Complete speculation on my part but here goes.
Late 80s and most of the 90s everyone and their Mom was making sets of baseball cards. Add to that the fact that common base sets were in the 660-800 cards range. They produced in such mass quantity that they are so readily available after 20-30 years still in unopened form. Because the base sets were so big you have tons of cards very few care about. For every team star there was 20-30 other guys. I believe the strike effectively killed the interest of a lot of collectors as well. I know that is when I stopped the first time. You had everybody entering the card production market since it was so popular but then all of the sudden the strike happened and demand died. The overproduction of this timeframe exagerated the issue. A lack of huge named rookies in the timeframe could also play some role. There were certainly some, but not enough.
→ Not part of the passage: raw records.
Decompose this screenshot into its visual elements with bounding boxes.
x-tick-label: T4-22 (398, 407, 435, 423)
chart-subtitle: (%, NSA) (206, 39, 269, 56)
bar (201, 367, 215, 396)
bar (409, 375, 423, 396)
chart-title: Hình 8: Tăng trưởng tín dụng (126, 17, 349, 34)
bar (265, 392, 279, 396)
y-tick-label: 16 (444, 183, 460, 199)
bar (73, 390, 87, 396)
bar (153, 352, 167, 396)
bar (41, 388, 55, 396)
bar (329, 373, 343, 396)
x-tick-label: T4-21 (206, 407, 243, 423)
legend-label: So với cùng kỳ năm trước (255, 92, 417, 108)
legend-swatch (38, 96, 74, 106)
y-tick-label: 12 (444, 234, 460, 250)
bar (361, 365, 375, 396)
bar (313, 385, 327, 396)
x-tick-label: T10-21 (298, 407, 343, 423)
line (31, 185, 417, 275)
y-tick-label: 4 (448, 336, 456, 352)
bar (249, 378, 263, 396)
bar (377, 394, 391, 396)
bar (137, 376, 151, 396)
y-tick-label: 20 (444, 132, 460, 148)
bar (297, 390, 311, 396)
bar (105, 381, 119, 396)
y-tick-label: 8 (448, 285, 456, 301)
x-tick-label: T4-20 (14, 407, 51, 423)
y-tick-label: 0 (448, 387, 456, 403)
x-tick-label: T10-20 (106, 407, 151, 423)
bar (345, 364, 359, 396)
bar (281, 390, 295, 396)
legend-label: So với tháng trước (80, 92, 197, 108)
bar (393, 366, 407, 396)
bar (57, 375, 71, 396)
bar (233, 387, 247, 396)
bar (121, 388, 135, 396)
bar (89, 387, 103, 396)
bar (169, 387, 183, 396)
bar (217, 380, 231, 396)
I believe basketball cards likely picked up some collectors in this timeframe. Even in the late 80s there were far fewer manufacturers for basketball cards. Hoops and Skybox came on late 80s to join Fleer and eventually others in the 90s. Other than a few sets in the early 90s where base sets were huge most of the sets were much more manageable. I think people have more name recognition with the typical role players in basketball than they do baseball as well. Fewer rookies and the fact that the 90s really had some great rookies classes to collect no doubt helped. Shaq, Garnett, Kidd, the great 96-97 class including Kobe, Iverson, Allen and many others on up to Duncan. In retrospect there is probably just a much better rate of desireable cards in those unopened boxes than there are in the baseball sets from the era.
My knowledge of basketball sets is limited and I don't know much about late 90s baseball since I was out of the hobby but those are some guesses. Switzr makes some good points as well.